Por Lucas Gatica
Todas las ciudades tienen sus tristezas. Córdoba tiene las suyas. Por ejemplo, cuando llueve sobre la Cañada, el trayecto del aeropuerto hacia el centro o un domingo de invierno por el mercado norte. Los colores de las congojas cordobesas podrían buscarse en versos de Daniel Salzano: “Hay veces que pienso en el pasado y no sé si me gusta o no me gusta/ ¿A quién no le gusta tomarse un cafecito en la vereda del Sorocabana?/ El Sorocabana es un bar que me gusta mucho/ Una vez estaba solo/ en la vereda del bar/ y empecé a llorar/ Pero eso ya lo dije/ me gusta llorar/ y odio estar solo”. Pero no es tristeza, es algo más profundo. Los brasileños tienen una palabra para ello.
La reivindican y la utilizan siempre que pueden: saudade. Es esencial para entender el país, la cultura y la gente de allí. Es una palabra que, en principio, no tiene traducción pero que puede entenderse como añoranza o nostalgia. Es un término amplio. Los cuadros de Edward Hopper transmiten esa saudade, ese sentimiento. Esa luz que cae en el último minuto de la tarde, una mujer sola en un bar o en un tren, la imagen de una estación de servicio en medio de la nada, personas tomando sol en traje y corbata. En esas pinturas de Hopper los escenarios urbanos engrandecen esos tonos tristes, esa soledad.
La ciudad aporta su dosis de melancolía.Sin embargo, la saudade puede ser dulce, placentera. Nos pasa cuando escuchamos una canción que asociamos a un amor perdido y lejano. En un primer momento, cuando la herida está aún abierta, luego de la separación, esa canción es insoportable. Tiene que pasar un tiempo para que podamos volver a oírla sin sufrir. Cuando eso sucede, se rememora aquel amor con una tristeza placentera, gustosa. Vienen recuerdos sobre esa persona, momentos compartidos juntos. Y, así, se vuelve a escuchar esa canción una y otra vez. Eso podría ser la saudade. Cada vez que voy por primera vez a una ciudad intento ir a esos lugares “tristes”, “saudosos”. En Lisboa fui a bares con fados en vivo y al monumento de donde partieron los exploradores portugueses. También está esa saudade, la de la propia ciudad, la saudade por un imperio que ya no es, de una ciudad que fue en su momento relevante y hoy es una más de las tantas en un continente envejecido y sin la influencia que tenía hace tres siglos.

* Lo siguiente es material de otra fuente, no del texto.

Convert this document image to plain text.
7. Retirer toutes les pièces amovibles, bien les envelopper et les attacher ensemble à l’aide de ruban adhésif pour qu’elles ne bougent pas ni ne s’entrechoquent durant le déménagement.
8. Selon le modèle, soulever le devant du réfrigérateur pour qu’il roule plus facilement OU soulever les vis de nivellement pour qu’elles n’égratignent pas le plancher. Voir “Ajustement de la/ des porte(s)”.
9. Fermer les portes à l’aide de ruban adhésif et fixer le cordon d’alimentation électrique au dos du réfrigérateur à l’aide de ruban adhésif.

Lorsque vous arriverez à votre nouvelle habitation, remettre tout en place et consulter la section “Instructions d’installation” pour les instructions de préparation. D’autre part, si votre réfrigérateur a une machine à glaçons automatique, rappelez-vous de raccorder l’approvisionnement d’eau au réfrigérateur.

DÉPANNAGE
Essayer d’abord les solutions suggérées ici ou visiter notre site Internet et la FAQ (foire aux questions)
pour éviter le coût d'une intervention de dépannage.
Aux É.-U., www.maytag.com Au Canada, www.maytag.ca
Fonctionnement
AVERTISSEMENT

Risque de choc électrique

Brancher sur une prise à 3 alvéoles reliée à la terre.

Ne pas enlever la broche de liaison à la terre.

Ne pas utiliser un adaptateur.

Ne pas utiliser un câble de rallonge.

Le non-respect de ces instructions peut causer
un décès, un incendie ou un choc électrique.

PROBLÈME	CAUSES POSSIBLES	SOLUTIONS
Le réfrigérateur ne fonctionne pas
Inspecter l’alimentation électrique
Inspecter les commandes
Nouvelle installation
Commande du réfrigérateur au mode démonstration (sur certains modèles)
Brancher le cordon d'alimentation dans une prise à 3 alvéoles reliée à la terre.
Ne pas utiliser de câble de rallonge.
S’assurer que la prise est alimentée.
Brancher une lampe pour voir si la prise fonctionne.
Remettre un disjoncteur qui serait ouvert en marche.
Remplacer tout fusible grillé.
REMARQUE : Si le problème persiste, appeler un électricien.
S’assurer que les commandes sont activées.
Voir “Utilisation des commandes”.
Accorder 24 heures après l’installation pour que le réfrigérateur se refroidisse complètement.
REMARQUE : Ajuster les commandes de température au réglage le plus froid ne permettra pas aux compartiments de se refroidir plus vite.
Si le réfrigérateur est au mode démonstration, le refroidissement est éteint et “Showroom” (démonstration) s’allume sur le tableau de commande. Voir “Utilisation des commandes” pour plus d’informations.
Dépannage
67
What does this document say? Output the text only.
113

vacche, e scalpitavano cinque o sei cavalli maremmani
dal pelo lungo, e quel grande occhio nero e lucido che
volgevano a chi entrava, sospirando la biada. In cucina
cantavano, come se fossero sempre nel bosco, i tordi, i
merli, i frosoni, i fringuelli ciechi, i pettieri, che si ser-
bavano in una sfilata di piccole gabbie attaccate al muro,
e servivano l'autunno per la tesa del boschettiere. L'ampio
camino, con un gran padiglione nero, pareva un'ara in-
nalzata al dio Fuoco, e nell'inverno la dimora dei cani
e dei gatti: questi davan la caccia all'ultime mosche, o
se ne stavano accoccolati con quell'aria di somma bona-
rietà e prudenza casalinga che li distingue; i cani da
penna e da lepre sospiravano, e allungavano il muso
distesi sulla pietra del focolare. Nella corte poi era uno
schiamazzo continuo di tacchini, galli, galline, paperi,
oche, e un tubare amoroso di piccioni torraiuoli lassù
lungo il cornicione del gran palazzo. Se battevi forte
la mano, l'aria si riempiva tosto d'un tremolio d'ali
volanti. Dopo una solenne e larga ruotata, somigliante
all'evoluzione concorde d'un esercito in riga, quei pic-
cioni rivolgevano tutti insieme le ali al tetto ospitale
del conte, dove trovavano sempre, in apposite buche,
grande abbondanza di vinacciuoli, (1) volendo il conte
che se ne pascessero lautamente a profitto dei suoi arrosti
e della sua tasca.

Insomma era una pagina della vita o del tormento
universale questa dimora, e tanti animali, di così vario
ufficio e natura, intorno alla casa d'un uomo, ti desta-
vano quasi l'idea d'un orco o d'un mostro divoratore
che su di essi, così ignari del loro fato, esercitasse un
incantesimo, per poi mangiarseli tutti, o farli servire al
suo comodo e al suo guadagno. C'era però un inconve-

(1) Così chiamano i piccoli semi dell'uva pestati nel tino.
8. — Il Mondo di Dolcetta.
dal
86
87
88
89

Quiero decir, las ciudades tienen sus propias nostalgias, nosotros tenemos las nuestras en relación a ella. Como quien avía ropas/ el otrora aviemos/ en este desasosiego que el descanso/ trae a nuestras vidas cuando solo pensamos/ en lo que ya fuimos/ y hay solo noche afuera, escribió Pessoa, el lisboeta más famoso, un fanático empedernido de la saudade.Esa música, el fado, tan triste y melancólica como la nuestra, el tango. Todo es pérdida, ojos húmedos, acordes azules. No es casualidad que la canción considerada la primera en el género tanguero se llame “Mi noche triste”. La escribió Pascual Contursi en 1917, el mismo autor de “Desdichas”, “Pobre corazón mío”, “Qué calamidad”, “La he visto con otro”, entre otros desconsuelos pasados por la licuadora del 2×4.
Los que entienden de librerías dicen que es en la sección de poesía donde uno puede darse cuenta si el propietario está en el negocio por dinero o por amor a la literatura. Normalmente, la poesía ocupa un lugar pequeño, al fondo de los locales -a veces en el subsuelo- relegándola a un segundo plano. La poesía no da dinero, está claro.¿Alguien lee poesía en estos tiempos? Creo que sí. La música que escuchamos tiene poesía, en las marchas políticas hay poesía, en las iglesias lo que se recita está en verso. Dios habla en verso. La poesía nos rodea más de lo que creemos. Nos contorna. Un fado de Chico Buarque tiene un recitado que dice: “Sabe, no fundo eu sou um sentimental/ Todos nós herdamos no sangue lusitano uma boa dose de lirismo (além da sífilis, é claro)/ Mesmo quando as minhas mãos estão ocupadas em torturar, esganar, trucidar/ Meu coração fecha os olhos e sinceramente chora”. En fin, todos tenemos nuestras dosis de lirismo y saudade sem fim.